Around the World isn't a beautiful bookstore. It's dusty, dingy and somewhat disorganized, but I could browse the stacks of smart (and not inexpensive) volumes for hours. Cats are my fancy, admittedly, but even if they weren't, I would find no shortage of similarly enticing lifestyle magazines to choose from. For example, The Rake, the spiffing men's-wear journal from Singapore, tailor-made for dandy fanatics. It alone makes up for the shop's laconic service.

Many magazines carried at Around the World are the spiritual descendants of Kinfolk, one of the original titles in the slow-magazine mileau; it's now on its 16th issue (it began publishing in 2011). They share a similar aesthetic in their musings and asymmetrical, almost haphazard layout design (featuring ample white space), photo essays, whimsical profiles and shoots that run many pages.
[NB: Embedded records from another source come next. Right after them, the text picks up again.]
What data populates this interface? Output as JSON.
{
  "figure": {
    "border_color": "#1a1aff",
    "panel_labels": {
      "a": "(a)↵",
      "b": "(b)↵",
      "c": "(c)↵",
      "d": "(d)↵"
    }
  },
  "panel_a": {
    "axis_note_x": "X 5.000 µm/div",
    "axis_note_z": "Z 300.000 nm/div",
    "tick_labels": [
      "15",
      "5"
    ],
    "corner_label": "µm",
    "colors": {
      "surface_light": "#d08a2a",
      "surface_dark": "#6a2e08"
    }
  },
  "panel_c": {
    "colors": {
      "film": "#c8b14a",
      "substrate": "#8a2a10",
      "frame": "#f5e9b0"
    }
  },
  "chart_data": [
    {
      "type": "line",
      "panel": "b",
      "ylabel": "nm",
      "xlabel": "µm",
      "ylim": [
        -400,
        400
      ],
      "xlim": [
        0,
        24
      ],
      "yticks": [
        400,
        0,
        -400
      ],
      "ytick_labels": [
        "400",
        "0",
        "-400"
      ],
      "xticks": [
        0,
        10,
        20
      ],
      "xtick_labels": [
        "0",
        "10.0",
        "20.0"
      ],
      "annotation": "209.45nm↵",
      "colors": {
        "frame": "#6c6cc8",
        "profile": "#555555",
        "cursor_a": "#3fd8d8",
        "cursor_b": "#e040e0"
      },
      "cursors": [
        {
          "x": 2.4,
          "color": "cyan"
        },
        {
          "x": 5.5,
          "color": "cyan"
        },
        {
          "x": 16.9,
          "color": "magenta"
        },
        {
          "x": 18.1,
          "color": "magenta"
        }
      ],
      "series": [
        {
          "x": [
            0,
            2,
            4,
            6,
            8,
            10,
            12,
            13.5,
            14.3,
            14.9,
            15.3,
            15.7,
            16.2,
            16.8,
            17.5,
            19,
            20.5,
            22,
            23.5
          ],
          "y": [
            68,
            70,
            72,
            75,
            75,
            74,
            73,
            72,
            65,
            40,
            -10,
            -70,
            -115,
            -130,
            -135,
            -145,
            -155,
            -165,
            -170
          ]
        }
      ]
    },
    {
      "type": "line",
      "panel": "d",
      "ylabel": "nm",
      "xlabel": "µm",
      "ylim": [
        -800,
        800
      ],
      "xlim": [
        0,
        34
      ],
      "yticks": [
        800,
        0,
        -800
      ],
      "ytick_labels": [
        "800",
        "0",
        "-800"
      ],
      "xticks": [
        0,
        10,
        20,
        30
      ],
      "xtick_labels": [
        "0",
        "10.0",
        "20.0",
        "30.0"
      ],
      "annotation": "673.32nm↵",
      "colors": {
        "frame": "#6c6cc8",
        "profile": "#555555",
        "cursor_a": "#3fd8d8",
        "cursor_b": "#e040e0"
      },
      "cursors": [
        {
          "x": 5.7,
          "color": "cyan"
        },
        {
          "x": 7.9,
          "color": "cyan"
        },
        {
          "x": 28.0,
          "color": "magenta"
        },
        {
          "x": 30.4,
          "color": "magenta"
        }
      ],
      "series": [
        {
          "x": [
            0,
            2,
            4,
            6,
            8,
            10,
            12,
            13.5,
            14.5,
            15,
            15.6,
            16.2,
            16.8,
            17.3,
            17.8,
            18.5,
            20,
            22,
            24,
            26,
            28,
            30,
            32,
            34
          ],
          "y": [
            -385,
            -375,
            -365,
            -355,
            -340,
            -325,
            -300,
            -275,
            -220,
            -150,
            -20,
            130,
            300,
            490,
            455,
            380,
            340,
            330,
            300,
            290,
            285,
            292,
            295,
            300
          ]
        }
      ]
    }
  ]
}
They are all less magazine than journal, with production values – perfect binding and mixed paper stock – that make them keepsakes, and they are priced accordingly at $15 to $20 apiece.

Their priority is retail distribution, different from that of their online and mainstream counterparts, whose concern is going viral and racking up views, traffic clicks and shares on swiftly changing digital fodder. Brais Vilaso and Xim Ramonell call this oversaturation of information 'infobesity.' Their niche journal, Assistant, is also in its second issue this summer and as the title suggests, the theme is on emerging talents and lesser-known (but essential) figures who work in supporting roles in the fashion industry. The current issue's main feature is a 23-page joint interview and photo shoot with actor Xavier Dolan and director Gia Coppola. Assistant's pages are otherwise devoid of the usual suspects (industry heavyweights or the phenom designer du jour). There's a portrait portfolio of Les Cravates Rouges, as the uniformed young men who greet guests at events and shows in Paris are called, a profile of hand model Lisa Kenny Bass and an interview with journalist Suzy Menkes's assistant, Natasha Cowan.

"We are bombarded with so much information that producing a magazine that only comes out maybe every six months offers a luxury," Joudina-Robinson says. "To take the time to really work out and curate the stories that go into it slows you down." Her background is in design and art direction with fashion brands (she was part of the team that worked on Burberry's new lipstick campaign), but there was never any question of going to an established publishing company or a single private backer to fund Puss Puss. "A [crowd-funding] campaign gave me and the team the freedom to realize our own creative vision," she recalls.

There is serious content that balances out the kittens-and-heels shots. For example, the inaugural issue featured an interview with artist Ai Weiwei among his 30 beloved cats. Issue two has a history of the Black Panther Party alongside a profile of cat-loving chef Gizzi Erskine, and a piece on quantum physics (see: Schrödinger's cat). "The greatest achievement for me," she adds, "is to hear about somebody who is not a cat lover buying the magazine."